For instance, a patient with a clear runny nose, a stuffy nose and watery eyes could be suffering from either from allergies or an infection, William Howland MD explains. However, if a patient has colored mucus, a fever, muscle aches, a sore throat or swollen glands, then those symptoms would indicate to William Howland MD that he or she has an infection.
William Howland MD walks patients through the determination process. Allergies are reactions to otherwise harmless substances that affect people who are sensitive to them, William Howland MD explains. People with allergies tend to have a genetic predisposition toward them, adds William Howland MD. He also notes that patients who have allergies may have symptoms involving the gastrointestinal tract, the respiratory tract, the skin or the whole body.
Respiratory allergies are often seasonal due to Ragweed in the fall, Mountain Cedar pollen in the winter or Oak pollen in the spring, points out William Howland MD. Or, they could be caused by exposure to common allergens such as cats, dust or even mold. These same symptoms can manifest themselves at the beginning of a cold. Allergist William Howland MD can help determine what is causing those symptoms and prescribe antihistamine and or decongestant medications.
Colds, however, are caused by viruses – and there are more than 300 viruses that can attack the respiratory tract, according to William Howland MD. Children tend to get more colds than adults with the average being between 4-12 colds per year. Adults on the other hand only average between 2-6 colds a year, William Howland MD states.
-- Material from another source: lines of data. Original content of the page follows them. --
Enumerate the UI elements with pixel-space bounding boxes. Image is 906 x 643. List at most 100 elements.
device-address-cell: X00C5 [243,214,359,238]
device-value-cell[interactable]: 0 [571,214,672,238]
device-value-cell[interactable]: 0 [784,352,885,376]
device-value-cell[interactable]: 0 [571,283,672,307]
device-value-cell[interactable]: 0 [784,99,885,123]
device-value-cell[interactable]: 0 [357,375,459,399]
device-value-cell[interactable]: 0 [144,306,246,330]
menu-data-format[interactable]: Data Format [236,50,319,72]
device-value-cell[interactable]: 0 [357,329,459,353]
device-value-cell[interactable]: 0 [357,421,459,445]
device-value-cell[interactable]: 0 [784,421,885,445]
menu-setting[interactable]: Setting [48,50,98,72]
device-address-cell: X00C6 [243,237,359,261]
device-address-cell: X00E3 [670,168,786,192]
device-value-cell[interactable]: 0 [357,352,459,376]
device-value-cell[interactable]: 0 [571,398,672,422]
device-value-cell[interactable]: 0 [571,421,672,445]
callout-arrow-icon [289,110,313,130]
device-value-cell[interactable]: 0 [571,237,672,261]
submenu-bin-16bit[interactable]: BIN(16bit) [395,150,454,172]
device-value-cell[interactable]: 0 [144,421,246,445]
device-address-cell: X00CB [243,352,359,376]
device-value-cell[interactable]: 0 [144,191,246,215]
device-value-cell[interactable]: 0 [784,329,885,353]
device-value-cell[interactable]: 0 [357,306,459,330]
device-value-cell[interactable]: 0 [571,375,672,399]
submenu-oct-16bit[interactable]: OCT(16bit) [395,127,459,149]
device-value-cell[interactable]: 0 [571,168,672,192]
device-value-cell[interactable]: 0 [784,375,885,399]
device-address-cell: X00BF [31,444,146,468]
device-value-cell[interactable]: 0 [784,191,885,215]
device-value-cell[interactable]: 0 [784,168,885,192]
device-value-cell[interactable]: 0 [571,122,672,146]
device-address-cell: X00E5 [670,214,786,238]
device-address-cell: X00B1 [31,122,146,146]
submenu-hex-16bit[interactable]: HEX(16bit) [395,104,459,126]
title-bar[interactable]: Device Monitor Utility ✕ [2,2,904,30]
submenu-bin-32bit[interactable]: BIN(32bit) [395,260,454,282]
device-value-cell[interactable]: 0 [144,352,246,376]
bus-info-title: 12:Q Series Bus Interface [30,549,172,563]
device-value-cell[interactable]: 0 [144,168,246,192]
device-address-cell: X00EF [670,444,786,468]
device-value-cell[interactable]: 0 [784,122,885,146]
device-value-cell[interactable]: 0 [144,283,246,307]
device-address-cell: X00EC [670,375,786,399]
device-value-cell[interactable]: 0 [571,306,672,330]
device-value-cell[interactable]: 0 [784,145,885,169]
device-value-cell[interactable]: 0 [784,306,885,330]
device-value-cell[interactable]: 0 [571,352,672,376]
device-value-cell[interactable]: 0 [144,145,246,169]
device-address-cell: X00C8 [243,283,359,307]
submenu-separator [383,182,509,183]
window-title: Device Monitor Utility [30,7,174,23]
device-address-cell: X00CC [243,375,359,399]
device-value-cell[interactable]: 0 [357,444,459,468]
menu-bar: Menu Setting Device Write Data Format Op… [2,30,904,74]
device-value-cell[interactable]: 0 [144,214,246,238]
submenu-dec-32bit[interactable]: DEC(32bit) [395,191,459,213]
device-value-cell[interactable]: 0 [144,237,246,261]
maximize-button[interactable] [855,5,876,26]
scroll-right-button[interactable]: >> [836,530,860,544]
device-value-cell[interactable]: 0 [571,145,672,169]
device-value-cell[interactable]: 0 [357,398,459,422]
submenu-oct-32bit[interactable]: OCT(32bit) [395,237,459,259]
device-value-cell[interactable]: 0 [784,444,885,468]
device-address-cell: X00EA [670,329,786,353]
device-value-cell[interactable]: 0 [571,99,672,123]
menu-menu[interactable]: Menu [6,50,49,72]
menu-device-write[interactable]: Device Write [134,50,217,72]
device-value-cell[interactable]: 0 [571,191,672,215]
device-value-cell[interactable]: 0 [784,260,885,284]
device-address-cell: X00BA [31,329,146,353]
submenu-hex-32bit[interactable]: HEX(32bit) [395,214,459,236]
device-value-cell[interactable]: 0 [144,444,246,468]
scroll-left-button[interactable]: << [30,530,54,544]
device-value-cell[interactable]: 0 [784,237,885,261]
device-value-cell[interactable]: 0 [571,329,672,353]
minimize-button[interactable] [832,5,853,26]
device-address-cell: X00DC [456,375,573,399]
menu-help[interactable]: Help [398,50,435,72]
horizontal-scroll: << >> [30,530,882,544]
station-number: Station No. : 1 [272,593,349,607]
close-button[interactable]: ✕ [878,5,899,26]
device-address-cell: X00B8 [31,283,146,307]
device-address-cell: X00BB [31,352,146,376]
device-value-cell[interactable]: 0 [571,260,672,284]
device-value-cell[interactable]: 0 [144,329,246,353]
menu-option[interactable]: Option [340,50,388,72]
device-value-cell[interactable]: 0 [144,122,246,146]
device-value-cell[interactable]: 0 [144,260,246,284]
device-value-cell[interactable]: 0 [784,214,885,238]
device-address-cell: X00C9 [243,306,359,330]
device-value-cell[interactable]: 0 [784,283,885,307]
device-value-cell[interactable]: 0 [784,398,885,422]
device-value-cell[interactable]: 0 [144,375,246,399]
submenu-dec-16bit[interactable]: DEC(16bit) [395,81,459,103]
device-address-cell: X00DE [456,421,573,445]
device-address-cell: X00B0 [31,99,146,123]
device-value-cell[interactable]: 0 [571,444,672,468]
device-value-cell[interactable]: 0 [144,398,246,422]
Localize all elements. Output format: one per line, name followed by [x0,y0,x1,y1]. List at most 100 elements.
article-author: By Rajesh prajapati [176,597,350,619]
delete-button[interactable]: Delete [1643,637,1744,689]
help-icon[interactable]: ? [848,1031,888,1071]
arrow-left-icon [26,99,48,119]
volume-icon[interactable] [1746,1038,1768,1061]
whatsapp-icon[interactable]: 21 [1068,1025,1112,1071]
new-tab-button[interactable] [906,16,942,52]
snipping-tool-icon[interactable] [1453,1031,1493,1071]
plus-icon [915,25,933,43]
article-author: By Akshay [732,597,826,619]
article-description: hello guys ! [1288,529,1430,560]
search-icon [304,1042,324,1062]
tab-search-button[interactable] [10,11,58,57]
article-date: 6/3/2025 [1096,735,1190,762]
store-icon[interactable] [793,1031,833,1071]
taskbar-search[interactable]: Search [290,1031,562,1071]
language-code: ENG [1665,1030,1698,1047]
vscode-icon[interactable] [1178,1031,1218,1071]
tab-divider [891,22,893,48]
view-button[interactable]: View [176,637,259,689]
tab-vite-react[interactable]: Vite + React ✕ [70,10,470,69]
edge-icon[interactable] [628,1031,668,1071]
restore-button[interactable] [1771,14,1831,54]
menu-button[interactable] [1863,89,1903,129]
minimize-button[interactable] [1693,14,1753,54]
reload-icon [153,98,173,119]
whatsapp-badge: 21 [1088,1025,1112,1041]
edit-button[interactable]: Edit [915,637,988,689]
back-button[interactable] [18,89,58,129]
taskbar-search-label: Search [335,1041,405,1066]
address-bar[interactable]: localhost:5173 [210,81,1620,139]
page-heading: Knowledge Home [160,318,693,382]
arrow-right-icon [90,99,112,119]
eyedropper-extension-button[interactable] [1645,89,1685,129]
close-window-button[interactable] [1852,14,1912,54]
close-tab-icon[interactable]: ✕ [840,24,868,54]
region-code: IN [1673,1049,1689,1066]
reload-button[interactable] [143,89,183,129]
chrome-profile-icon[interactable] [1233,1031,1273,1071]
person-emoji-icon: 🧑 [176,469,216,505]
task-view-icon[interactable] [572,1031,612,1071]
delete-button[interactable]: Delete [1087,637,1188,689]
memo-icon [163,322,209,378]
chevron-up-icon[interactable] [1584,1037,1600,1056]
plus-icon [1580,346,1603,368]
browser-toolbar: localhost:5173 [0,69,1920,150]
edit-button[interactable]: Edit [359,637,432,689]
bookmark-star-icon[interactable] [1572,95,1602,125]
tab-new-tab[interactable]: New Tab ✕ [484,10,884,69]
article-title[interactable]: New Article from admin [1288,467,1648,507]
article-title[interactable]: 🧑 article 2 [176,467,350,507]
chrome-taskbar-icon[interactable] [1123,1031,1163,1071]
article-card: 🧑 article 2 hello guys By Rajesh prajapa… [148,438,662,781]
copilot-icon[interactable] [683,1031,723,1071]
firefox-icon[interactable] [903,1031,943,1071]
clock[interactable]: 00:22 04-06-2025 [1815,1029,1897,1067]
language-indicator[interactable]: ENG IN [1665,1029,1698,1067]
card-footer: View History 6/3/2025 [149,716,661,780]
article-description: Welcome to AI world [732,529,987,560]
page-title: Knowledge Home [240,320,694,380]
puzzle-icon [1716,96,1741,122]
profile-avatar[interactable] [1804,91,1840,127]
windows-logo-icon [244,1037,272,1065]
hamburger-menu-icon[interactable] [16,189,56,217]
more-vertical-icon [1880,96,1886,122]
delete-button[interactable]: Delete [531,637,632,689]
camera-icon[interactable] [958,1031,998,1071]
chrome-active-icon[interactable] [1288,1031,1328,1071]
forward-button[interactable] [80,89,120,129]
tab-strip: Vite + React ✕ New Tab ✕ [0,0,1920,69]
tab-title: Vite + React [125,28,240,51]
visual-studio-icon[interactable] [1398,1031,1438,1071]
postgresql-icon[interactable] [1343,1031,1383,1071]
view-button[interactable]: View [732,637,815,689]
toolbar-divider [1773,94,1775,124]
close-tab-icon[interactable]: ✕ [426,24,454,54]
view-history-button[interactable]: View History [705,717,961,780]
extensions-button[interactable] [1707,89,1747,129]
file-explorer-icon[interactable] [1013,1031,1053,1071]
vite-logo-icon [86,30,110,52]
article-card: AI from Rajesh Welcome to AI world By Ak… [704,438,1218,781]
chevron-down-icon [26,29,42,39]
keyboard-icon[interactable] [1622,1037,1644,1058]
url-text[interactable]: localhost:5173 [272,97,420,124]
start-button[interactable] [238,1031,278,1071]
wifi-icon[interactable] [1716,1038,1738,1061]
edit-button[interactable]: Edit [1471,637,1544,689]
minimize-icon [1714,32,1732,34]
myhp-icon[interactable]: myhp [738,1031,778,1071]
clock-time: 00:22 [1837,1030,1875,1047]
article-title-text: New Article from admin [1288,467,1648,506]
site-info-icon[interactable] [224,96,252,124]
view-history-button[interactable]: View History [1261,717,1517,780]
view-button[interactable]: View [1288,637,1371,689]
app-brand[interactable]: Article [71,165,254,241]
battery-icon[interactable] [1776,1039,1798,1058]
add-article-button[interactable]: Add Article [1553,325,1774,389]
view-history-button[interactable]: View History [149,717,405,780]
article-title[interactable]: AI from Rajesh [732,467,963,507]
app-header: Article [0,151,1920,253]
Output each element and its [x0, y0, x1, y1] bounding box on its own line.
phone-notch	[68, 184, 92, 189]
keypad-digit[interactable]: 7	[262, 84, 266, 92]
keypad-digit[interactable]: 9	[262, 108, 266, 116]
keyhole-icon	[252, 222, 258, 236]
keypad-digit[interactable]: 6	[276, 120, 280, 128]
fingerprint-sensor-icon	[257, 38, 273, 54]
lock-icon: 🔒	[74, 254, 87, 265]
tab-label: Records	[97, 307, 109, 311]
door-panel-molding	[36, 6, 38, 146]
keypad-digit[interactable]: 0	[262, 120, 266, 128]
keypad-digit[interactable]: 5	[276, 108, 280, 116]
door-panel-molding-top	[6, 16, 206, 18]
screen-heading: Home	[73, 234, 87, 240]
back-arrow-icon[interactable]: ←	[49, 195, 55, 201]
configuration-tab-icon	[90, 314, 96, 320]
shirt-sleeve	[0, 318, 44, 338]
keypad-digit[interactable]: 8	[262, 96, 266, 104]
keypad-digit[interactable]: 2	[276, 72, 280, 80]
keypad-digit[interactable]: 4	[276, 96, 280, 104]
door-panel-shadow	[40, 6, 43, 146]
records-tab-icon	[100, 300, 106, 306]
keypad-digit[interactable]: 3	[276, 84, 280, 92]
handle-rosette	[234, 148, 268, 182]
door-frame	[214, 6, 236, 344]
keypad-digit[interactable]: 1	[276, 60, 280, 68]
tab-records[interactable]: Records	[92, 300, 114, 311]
The difference between cold symptoms and allergy symptoms are slight, but systemic symptoms tend to accompany the nasal and eye symptoms with a cold. Body aches, coughing, hoarseness, or feeling run down are symptoms of a cold, with fevers occurring with approximately 20% of colds, notes William Howland MD. Other symptoms of a cold are a sore throat or swollen glands. William Howland MD also associates colored mucus from a patient’s chest, nose or throat with cold symptoms.
A native of Austin, Texas, William Howland MD has been voted one of the best doctors in Austin by the magazine Austin Monthly. In addition to his busy private practice, Allergy and Asthma Center of Austin (www.nosneezes.com), William Howland MD conducts research in the field of allergies and asthma, seeking to find new medications to ease symptoms. William Howland MD works with patients who suffer from asthma and hives and allergic reactions to insect bites, drugs and foods. Dr. William Howland MD sees patients as young as four years old and has a special interest in Cedar Fever, a wintertime allergy that affects Texans. His research has been widely published and he hosts a regular televised segment on KVUE news about allergies.